La presentación se tituló «La creació cultural com a pràctica de recerca aplicada des de les comunitats migrants llatinoamericanes a Europa» («La creación cultural como práctica de investigación aplicada desde las comunidades migrantes latinoamericanas en Europa»). Durante una hora y media hablé de los orígenes del proyecto, de por qué nació desde una ausencia, de lo que ocho años de archivo oral revelan sobre la experiencia migratoria latinoamericana en Europa y de por qué el lenguaje accesible no es una concesión sino una decisión política.

El aula era diversa de una forma que pocas veces se da: estudiantes de grado de antropología, personas mayores que estudian por interés genuino, y también hijas de migrantes. Esa mezcla generó una conversación que no esperaba del todo. Hubo preguntas sobre el diálogo intergeneracional, sobre si hablar sin etiquetas explícitas implica complicidad con el sistema opresor, sobre por qué muchas comunidades latinoamericanas votan por partidos que van en contra de sus propios derechos. Ninguna pregunta fácil. Todas necesarias.

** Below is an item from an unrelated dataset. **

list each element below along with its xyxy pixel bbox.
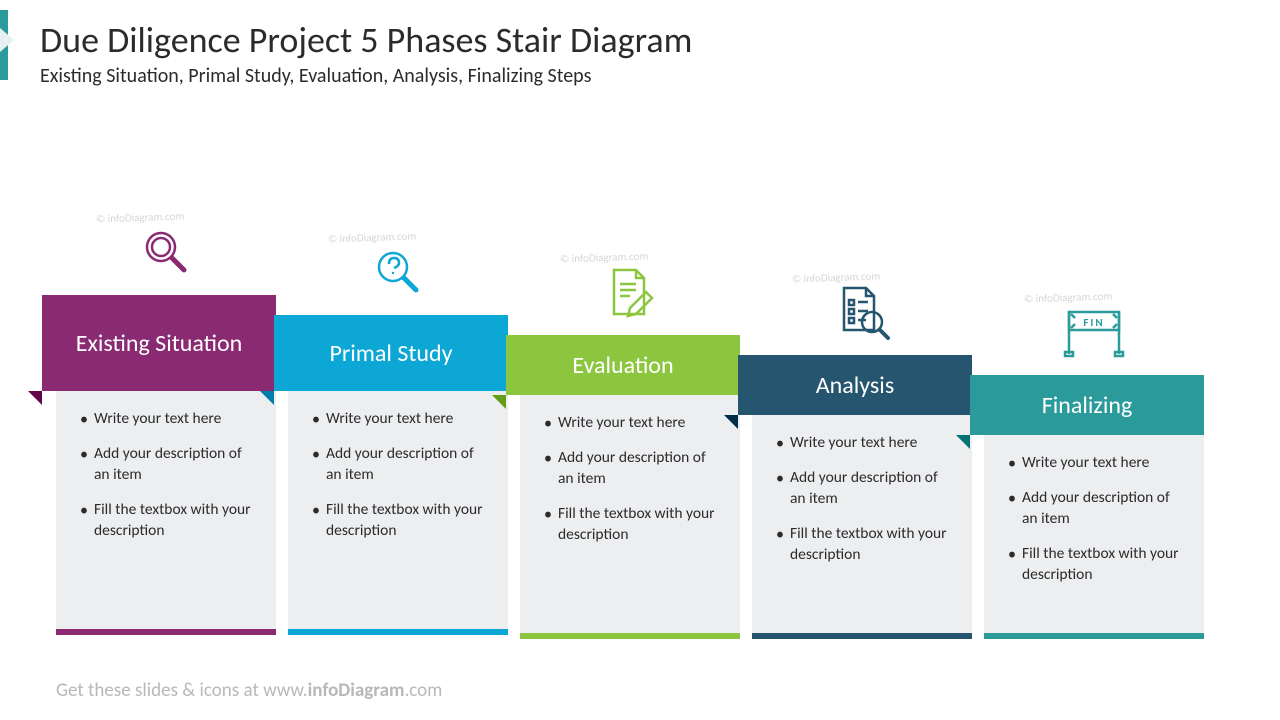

Una intervención en la que aún pienso es la de una estudiante con raíces marroquíes dijo que en su generación el miedo mutuo entre comunidades ya no existe de la misma forma, a saber, entre sus amistades hay hijos de migrantes latinos y que la relación es completamente diferente a la de hace diez años. Me pareció esperanzador y también una confirmación de algo que el archivo lleva años mostrando: el diálogo entre diásporas es necesario, ya está sucediendo y debemos encontrar y generar espacios en los que facilitarlo.
Una de las formas de aproximarse a Ni de aquí ni de allí es la de respuesta académica a la migración, sin embargo, en el diálogo se revela como una práctica cultural cuyo punto de partida son las historias que nuestras madres nos contaron en la sobre mesa, de las preguntas que no supimos responder en el instituto, de la traducción constante de nuestros códigos culturales según el entorno.